Exact convergence rate of the last iterate in subgradient methods

We study the convergence of the last iterate in subgradient methods applied to the minimization of a nonsmooth convex function with bounded subgradients.
We first introduce a proof technique that generalizes the standard analysis of subgradient methods. It is based on tracking the distance between the current iterate and a different reference point at each iteration. Using this technique, we obtain the exact worst-case convergence rate for the objective accuracy of the last iterate of the projected subgradient method with either constant step sizes or constant step lengths. Tightness is shown with a worst-case instance matching the established convergence rate.
We also derive the value of the optimal constant step size when performing $N$ iterations, for which we find that the last iterate accuracy is smaller than \(B R \sqrt{1+\log(N)/4}/{\sqrt{N+1}}\), where \(B\) is a bound on the subgradient norm and $R$ is a bound on the distance between the initial iterate and a minimizer.

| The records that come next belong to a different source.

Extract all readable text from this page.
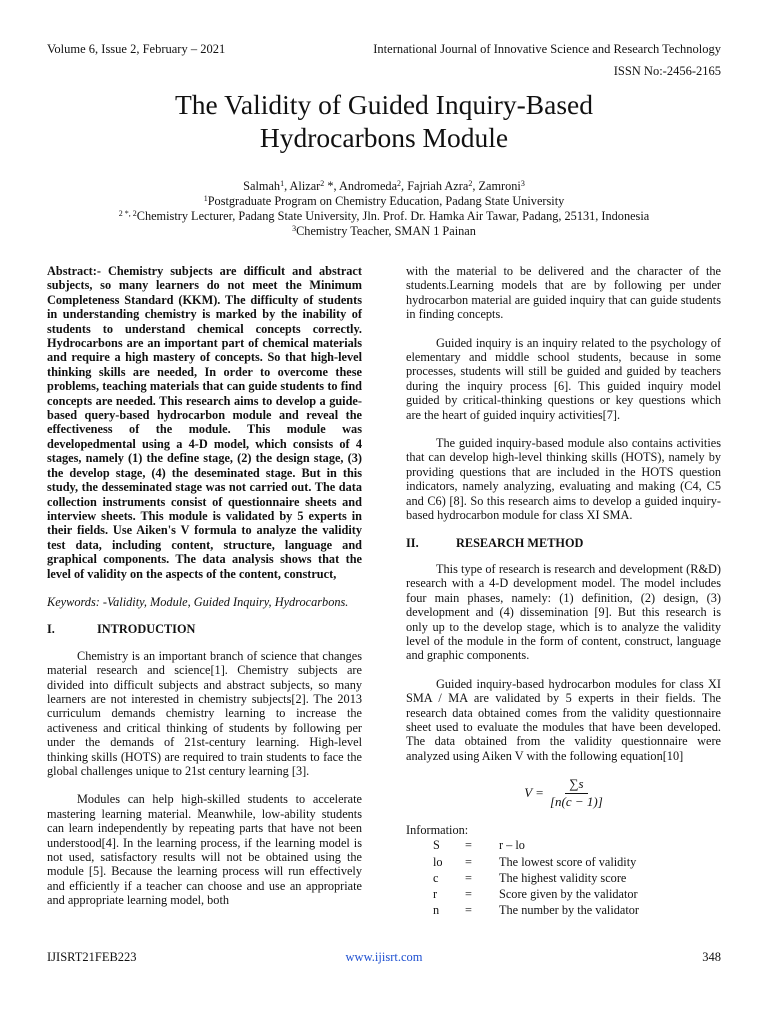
Volume 6, Issue 2, February – 2021	International Journal of Innovative Science and Research Technology
ISSN No:-2456-2165
The Validity of Guided Inquiry-Based Hydrocarbons Module
Salmah$^1$, Alizar$^2$ *, Andromeda$^2$, Fajriah Azra$^2$, Zamroni$^3$
$^1$Postgraduate Program on Chemistry Education, Padang State University
$^{2 *, 2}$Chemistry Lecturer, Padang State University, Jln. Prof. Dr. Hamka Air Tawar, Padang, 25131, Indonesia
$^3$Chemistry Teacher, SMAN 1 Painan

Abstract:- Chemistry subjects are difficult and abstract subjects, so many learners do not meet the Minimum Completeness Standard (KKM). The difficulty of students in understanding chemistry is marked by the inability of students to understand chemical concepts correctly. Hydrocarbons are an important part of chemical materials and require a high mastery of concepts. So that high-level thinking skills are needed, In order to overcome these problems, teaching materials that can guide students to find concepts are needed. This research aims to develop a guide-based query-based hydrocarbon module and reveal the effectiveness of the module. This module was developedmental using a 4-D model, which consists of 4 stages, namely (1) the define stage, (2) the design stage, (3) the develop stage, (4) the deseminated stage. But in this study, the desseminated stage was not carried out. The data collection instruments consist of questionnaire sheets and interview sheets. This module is validated by 5 experts in their fields. Use Aiken's V formula to analyze the validity test data, including content, structure, language and graphical components. The data analysis shows that the level of validity on the aspects of the content, construct,

Keywords: -Validity, Module, Guided Inquiry, Hydrocarbons.

I.	INTRODUCTION

Chemistry is an important branch of science that changes material research and science[1]. Chemistry subjects are divided into difficult subjects and abstract subjects, so many learners are not interested in chemistry subjects[2]. The 2013 curriculum demands chemistry learning to increase the activeness and critical thinking of students by following per under the demands of 21st-century learning. High-level thinking skills (HOTS) are required to train students to face the global challenges unique to 21st century learning [3].

Modules can help high-skilled students to accelerate mastering learning material. Meanwhile, low-ability students can learn independently by repeating parts that have not been understood[4]. In the learning process, if the learning model is not used, satisfactory results will not be obtained using the module [5]. Because the learning process will run effectively and efficiently if a teacher can choose and use an appropriate and appropriate learning model, both

with the material to be delivered and the character of the students.Learning models that are by following per under hydrocarbon material are guided inquiry that can guide students in finding concepts.

Guided inquiry is an inquiry related to the psychology of elementary and middle school students, because in some processes, students will still be guided and guided by teachers during the inquiry process [6]. This guided inquiry model guided by critical-thinking questions or key questions which are the heart of guided inquiry activities[7].

The guided inquiry-based module also contains activities that can develop high-level thinking skills (HOTS), namely by providing questions that are included in the HOTS question indicators, namely analyzing, evaluating and making (C4, C5 and C6) [8]. So this research aims to develop a guided inquiry-based hydrocarbon module for class XI SMA.

II.	RESEARCH METHOD

This type of research is research and development (R&D) research with a 4-D development model. The model includes four main phases, namely: (1) definition, (2) design, (3) development and (4) dissemination [9]. But this research is only up to the develop stage, which is to analyze the validity level of the module in the form of content, construct, language and graphic components.

Guided inquiry-based hydrocarbon modules for class XI SMA / MA are validated by 5 experts in their fields. The research data obtained comes from the validity questionnaire sheet used to evaluate the modules that have been developed. The data obtained from the validity questionnaire were analyzed using Aiken V with the following equation[10]

$V = \frac{\sum s}{[n(c - 1)]}$

Information:

S	=	r – lo
lo	=	The lowest score of validity
c	=	The highest validity score
r	=	Score given by the validator
n	=	The number by the validator
IJISRT21FEB223	www.ijisrt.com	348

Finally, we introduce a new optimal subgradient method that achieves the best possible last-iterate accuracy after a given number \(N\) of iterations. Its convergence rate \({B R}/{\sqrt{N+1}}\) matches exactly the lower bound on the performance of any black-box method on the considered problem class. We also show that there is no universal sequence of step sizes that simultaneously achieves this optimal rate at each iteration, meaning that the dependence of the step size sequence in $N$ is unavoidable.